Mar
31
2014

How to Prevent Early Spring Flowering

purple flower

Growing outdoors successfully hinges on how happy your plants are. Giving them a good start from day one makes a big difference, as well as the timing of when you decide to put your plants outside. But when is too early to plant your garden? This depends greatly on your geographic location and sun exposure of your garden location. The general consensus in planting zones north of Central California is to put your plants outside around memorial day weekend or the 1st of June. Warmer zones can plant outside in early to mid May. If planting delicate seedlings or clones outside, wait until mid-end of May. The long cold nights early in the spring will often induce flowering much too early and take away the energy used for vigorous vegetative growth. But many gardeners like to get a head start on the growing season. If you start your plants indoors under artificial plant lighting, it’s a good idea not to move them outside until the days are longer and the nights shorter.

Starting plants indoors for my outdoor garden?  Yes, using plant lights to grow your cuttings and seedlings indoors in the late winter or early spring is a great way to insure that your plants get an early jump on the season. If your greenhouse is geared to harvest year round this is something you are already using. But for those seasonal gardeners adding light to promote a longer veg cycle is extremely advantageous. Whether you are in a greenhouse or outdoors, adding light to make longer days can be easily accomplished.  If you are a year-round greenhouse grower the use of HID lights is definitely the way to go but for the seasonal grower T5’s, LEDs or compact fluorescents are a cost effective way to maximize vegetative growth time. The sun is by far the main light source for your plants, but supplementing just a small amount of light in the early morning or beginning of the evening will keep the plants awake and keep your crop heading in the direction of a full potential harvest. You’re goal is not to prolong photosynthesis (growth). The goal is to extend the photoperiod (day length and flowering). Commonly affected plants are poinsettias and chrysanthemums. If you do have a greenhouse and are able to hang light fixtures then adding lights is a relatively easy process. Even just hanging the single strip T5 fixtures throughout your greenhouse can trick plants into believing the days are longer. Obviously the more time your plants have to grow under the sun the larger they will be before they begin to bloom and the greater the potential for a bigger, more bountiful harvest come the fall. For folks who do not have a structure or greenhouse to hang lights from, installing a series of posts around your garden and mounting T5 lights vertically or CFLs (compact fluorescents) will provide that extra few hours of light your plants may need.

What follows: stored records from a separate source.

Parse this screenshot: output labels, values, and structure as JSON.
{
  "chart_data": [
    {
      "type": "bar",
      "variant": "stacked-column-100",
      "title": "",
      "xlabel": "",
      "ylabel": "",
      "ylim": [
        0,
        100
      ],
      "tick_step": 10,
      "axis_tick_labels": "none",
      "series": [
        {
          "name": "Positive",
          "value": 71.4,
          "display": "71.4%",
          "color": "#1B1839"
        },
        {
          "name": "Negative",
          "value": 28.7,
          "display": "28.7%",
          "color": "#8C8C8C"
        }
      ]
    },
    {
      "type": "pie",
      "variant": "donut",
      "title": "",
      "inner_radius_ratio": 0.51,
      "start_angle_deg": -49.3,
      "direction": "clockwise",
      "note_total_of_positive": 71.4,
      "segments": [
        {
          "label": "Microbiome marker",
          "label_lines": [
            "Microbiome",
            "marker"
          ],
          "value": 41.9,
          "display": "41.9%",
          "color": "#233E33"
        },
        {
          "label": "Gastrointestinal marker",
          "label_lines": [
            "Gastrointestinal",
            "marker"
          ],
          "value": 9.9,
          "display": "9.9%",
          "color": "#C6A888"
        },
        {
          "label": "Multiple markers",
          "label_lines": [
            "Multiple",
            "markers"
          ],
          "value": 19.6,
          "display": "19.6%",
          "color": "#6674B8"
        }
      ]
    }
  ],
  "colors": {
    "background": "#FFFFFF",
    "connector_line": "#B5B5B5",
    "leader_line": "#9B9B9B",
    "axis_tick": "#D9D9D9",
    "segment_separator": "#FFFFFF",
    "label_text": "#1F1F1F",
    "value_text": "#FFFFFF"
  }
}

Especially with clones started inside, you must acclimate your plants to the environment outside.  If you have a greenhouse that has regulated temperature and humidity this will be much less of an adjustment process than plants that are being transplanting into full sun. The temperature changes alone will take some getting used to for the garden. On a normal late spring or early summer day the temperature can fluctuate as much as 40 degrees. This is why you must give your crop a week or two to harden off.  Hardening off is the process of moving plants outdoors for a portion of the day to gradually introduce them to the direct sunlight and cold nights. Keep in mind how intense the direct sun is when first placing your plants in full sun.  Even when plants are started under HID lights, the sun is much brighter and in most cases the crop will not be able to handle it immediately. But there are ways to acclimate your garden to the intensity of the sun. This can be achieved with the use of shade cloth for a week or two or by slowly exposing them to direct sun little by little. The goal here is for your plants to be left in full sun all day without burning or showing signs of stress. This is an important part of the process when growing plants indoors and transplanting outdoors.

Another factor to consider when moving your plants outside is the amount of light your plants were getting before you put them outside. A common trick amongst indoor growers is to vegetate plants under 18+ hours of light per day. Essentially this is like getting one and a half days of growth in a 24 hour period. But if the plants are coming from a 18-24 hour light cycle and then are placed outside, the plants could easily go into shock. Even in late May when the days are relatively long your indoor plants will need an adjustment period.  Just another reason why supplemental lighting outdoors to extend the photoperiod is so helpful. The lights, even if relatively minimal, will keep your plants photocycle steady until they are acclimated properly.

Once the garden has fully adjusted to its new environment you can begin to wean the plants off the supplemental lighting until they no longer need them. Once you remove or turn off your lights completely off, sit back and watch the magic of Mother Nature as you head into the fall.